Naji Souad, Bertero Michela G, Spitalny Patrizia, Cramer Patrick, Thomm Michael
Lehrstuhl für Mikrobiologie und Archaeenzentrum, Universität Regensburg, Universitätsstrasse 31, D-93053 Regensburg, Germany.
Nucleic Acids Res. 2008 Feb;36(2):676-87. doi: 10.1093/nar/gkm1086. Epub 2007 Dec 10.
The active center clefts of RNA polymerase (RNAP) from the archaeon Pyrococcus furiosus (Pfu) and of yeast RNAP II are nearly identical, including four protruding loops, the lid, rudder, fork 1 and fork 2. Here we present a structure-function analysis of recombinant Pfu RNAP variants lacking these cleft loops, and analyze the function of each loop at different stages of the transcription cycle. All cleft loops except fork 1 were required for promoter-directed transcription and efficient elongation. Unprimed de novo transcription required fork 2, the lid was necessary for primed initial transcription. Analysis of templates containing a pre-melted bubble showed that rewinding of upstream DNA drives RNA separation from the template. During elongation, downstream DNA strand separation required template strand binding to an invariant arginine in switch 2, and apparently interaction of an invariant arginine in fork 2 with the non-template strand.
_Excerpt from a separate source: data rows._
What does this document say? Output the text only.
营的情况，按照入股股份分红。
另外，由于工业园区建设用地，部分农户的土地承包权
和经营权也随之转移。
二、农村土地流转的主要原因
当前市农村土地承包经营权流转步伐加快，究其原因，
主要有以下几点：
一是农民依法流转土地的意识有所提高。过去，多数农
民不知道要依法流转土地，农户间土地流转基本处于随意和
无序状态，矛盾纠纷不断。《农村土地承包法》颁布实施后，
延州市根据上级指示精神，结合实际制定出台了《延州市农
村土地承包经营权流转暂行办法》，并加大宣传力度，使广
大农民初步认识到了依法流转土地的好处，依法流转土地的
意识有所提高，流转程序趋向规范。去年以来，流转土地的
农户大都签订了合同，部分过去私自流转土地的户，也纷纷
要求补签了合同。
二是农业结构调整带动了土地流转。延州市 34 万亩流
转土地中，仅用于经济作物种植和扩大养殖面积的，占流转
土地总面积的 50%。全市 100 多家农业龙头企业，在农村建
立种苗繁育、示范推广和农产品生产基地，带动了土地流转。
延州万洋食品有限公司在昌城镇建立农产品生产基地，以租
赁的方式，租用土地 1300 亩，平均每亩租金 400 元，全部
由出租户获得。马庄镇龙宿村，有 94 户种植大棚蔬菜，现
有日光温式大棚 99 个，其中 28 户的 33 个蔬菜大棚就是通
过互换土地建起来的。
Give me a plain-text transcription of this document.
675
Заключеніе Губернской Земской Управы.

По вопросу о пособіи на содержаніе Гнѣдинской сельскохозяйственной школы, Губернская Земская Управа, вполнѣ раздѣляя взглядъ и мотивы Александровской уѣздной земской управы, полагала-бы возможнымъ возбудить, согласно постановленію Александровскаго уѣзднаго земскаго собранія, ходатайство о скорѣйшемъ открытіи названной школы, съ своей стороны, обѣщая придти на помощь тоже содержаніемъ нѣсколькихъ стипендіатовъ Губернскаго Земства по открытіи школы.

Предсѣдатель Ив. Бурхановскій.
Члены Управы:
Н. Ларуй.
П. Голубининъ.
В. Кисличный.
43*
嗜热栖热菌(Pfu)的RNA聚合酶(RNAP)与酵母RNAP II的活性中心裂隙几乎相同,包括四个突出的环,即盖子、舵、叉1和叉2。在这里,我们展示了缺乏这些裂隙环的重组Pfu RNAP变体的结构-功能分析,并分析了每个环在转录周期不同阶段的功能。除叉1外,所有裂隙环都是启动子导向转录和有效延伸所必需的。无引物的从头转录需要叉2,盖子是引物起始转录所必需的。对含有预解链泡的模板的分析表明,上游DNA的重新缠绕驱动RNA与模板分离。在延伸过程中,下游DNA链的分离需要模板链与开关2中的一个不变精氨酸结合,并且显然叉2中的一个不变精氨酸与非模板链相互作用。